Chris Matthews Blames Tea Party for Congress's Lousy Poll Numbers

October 27th, 2011 7:16 PM

MSNBC's Chris Matthews on Thursday blamed the Tea Party for Congress's record-low job approval.

Much as Bill Press did on MSNBC Wednesday evening, the Hardball host totally ignored the fact that Democrats control the Senate (video follows with transcript and commentary):

CHRIS MATTHEWS: Let me finish tonight with this: here’s how government’s supposed to work in this country. You have an election. One party wins, the other party loses. Both get the message and do what they’re supposed to do. Republicans won the 2010 Congressional elections.

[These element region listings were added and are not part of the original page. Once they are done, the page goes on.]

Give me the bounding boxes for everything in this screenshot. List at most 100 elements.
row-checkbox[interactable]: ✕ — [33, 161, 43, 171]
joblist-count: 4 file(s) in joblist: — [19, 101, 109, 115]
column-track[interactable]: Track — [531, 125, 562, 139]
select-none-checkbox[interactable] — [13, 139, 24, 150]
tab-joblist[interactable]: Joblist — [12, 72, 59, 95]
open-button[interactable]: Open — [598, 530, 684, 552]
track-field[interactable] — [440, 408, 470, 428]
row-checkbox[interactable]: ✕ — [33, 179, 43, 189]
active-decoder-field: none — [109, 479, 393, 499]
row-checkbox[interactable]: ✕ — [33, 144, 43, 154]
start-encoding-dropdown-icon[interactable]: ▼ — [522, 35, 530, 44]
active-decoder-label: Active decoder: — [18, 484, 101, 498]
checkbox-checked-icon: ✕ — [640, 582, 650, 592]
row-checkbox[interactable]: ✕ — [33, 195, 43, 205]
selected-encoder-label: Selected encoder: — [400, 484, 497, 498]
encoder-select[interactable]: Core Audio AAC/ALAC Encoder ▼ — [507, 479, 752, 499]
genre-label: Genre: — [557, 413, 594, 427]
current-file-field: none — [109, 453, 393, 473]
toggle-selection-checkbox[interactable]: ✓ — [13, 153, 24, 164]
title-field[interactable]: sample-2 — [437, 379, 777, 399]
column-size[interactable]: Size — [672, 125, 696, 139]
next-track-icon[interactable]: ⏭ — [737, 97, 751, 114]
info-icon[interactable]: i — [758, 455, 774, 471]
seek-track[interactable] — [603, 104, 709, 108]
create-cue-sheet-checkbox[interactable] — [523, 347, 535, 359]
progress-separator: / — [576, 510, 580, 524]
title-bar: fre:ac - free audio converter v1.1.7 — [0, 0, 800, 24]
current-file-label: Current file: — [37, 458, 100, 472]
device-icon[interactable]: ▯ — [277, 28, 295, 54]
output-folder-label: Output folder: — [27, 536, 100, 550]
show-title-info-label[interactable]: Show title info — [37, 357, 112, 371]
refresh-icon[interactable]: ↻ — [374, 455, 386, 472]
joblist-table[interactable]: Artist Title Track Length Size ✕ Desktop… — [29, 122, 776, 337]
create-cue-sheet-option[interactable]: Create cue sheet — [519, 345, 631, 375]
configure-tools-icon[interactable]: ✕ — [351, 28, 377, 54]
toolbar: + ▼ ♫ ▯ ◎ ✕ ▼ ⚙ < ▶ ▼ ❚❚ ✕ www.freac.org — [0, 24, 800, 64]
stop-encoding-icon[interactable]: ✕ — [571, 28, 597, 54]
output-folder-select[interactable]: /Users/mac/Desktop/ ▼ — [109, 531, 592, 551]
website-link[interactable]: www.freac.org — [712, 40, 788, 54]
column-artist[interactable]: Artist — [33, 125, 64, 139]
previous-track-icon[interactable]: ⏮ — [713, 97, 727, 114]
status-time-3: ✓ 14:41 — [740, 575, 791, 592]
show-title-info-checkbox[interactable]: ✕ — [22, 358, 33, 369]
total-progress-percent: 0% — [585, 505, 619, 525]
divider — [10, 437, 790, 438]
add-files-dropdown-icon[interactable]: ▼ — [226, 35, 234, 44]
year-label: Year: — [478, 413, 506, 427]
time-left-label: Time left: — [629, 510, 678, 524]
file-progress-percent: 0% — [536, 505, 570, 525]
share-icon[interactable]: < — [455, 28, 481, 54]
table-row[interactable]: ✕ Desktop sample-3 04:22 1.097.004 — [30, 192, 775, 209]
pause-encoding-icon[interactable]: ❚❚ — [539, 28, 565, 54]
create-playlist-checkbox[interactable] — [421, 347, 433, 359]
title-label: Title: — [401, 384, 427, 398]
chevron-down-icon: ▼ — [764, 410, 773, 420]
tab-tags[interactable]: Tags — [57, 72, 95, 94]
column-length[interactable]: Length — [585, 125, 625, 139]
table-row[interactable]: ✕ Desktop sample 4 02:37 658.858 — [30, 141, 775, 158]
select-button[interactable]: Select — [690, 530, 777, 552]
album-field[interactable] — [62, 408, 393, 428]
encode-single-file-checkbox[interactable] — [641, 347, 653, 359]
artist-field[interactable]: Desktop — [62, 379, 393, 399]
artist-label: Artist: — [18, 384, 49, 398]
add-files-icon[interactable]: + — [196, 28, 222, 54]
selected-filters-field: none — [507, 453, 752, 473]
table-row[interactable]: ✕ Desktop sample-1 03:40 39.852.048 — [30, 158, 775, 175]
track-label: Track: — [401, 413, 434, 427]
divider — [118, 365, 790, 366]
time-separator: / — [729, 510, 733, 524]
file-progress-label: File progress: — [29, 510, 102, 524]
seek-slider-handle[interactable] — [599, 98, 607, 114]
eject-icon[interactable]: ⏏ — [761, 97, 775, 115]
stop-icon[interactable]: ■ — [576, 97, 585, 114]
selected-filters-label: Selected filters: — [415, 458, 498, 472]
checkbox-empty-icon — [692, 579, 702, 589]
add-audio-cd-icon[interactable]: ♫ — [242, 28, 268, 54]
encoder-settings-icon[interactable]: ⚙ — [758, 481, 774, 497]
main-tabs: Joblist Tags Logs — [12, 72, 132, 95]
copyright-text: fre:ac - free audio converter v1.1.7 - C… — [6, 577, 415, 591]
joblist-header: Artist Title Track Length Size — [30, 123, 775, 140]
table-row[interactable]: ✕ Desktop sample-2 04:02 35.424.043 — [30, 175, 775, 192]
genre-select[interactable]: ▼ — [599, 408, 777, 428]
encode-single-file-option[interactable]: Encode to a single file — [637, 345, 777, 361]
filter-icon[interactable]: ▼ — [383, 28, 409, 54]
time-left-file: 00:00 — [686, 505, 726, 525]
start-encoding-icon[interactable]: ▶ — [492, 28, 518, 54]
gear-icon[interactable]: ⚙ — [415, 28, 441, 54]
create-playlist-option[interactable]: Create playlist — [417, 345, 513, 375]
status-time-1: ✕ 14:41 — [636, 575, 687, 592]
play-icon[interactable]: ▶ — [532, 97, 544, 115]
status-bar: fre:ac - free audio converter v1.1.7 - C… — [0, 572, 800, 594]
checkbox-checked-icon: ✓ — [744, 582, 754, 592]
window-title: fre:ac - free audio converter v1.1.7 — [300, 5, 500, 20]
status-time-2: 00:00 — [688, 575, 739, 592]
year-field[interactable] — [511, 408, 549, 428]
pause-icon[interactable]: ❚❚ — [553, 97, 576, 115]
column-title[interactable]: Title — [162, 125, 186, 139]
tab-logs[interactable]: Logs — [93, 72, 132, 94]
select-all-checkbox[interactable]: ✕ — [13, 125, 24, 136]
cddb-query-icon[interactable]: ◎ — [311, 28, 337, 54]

They were supposed to come to Washington and make a deal with the Democrats, one favorable to their side and the people who voted for them, but a deal nonetheless.

No they weren't.

They were elected to represent their constituents. If that happens as a result of an agreement with the Democrats, that's fine. But any deal offered by Democrats that doesn't fit with constituents' wishes is not a good deal.

Taking this further, according to CNN, only sixty Republicans in the House caucus with the Tea Party. With 435 Representatives in that body, pinning all responsibility for actions and inactions on roughly one sixth of its members is pathetic as is ignoring that there's another legislative body known as the Senate which is controlled by Democrats.

But akin to what Press did on Wednesday evening's PoliticsNation, Matthews ignored the existence of a second chamber as well as who's the majority party in it. Maybe he got the idea from the White House. But I digress:

MATTHEWS: Democrats lost the 2010 Congressional elections. They were supposed to come back to Washington, acknowledge the results of the elections, and agree to a deal with the Republicans who won it. That means carving a deal that favors the Republican position while not giving it all away. That’s how deals should be made between the two parties. They should favor the party that just won the election. This is how Ronald Reagan and Tip O’Neill cut the deal that saved Social Security back in 1983.

The Tea Party lead House of Representatives has refused to deal. It refused to any possible bipartisan deal by insisting that the debt ceiling not be raised unless the Democrats buckled to a big spending cut without a nickel in higher taxes.

That's total nonsense. In the House, 95 Democrats and 174 Republicans voted for the bill to increase the debt ceiling. In the Senate it was 45 Democrats and 28 Republicans in favor.

As such, Matthews completely misrepresented this outcome. But I once again digress:

There is room in America politics for Right as well as Left, for that is the way we get a consensus that reflects the will of the American people. The Tea Party Republicans rejected a consensus. They deserve the whack they’re now getting in the polls. Nine percent of the country approves of the job Congress is doing. Got it, Mr. and Mrs. Tea Party? You are less popular - not just less than Jimmy Carter, not just less than Barack Obama – but any president in history.


So only nine percent of Americans currently approve of Congress. What Matthews chose to ignore is that exactly one year ago, when both chambers were controlled by an overwhelming majority of Democrats and before all the Tea Partiers were either voted or sworn in, Congress's approval was ten percent just one point higher than it is today.

Understandably, Matthews neglected to inform his viewers of this for that would have totally undermined his point.

That he's allowed to get away with such blatant misrepresentation should sicken people on both sides of the aisle.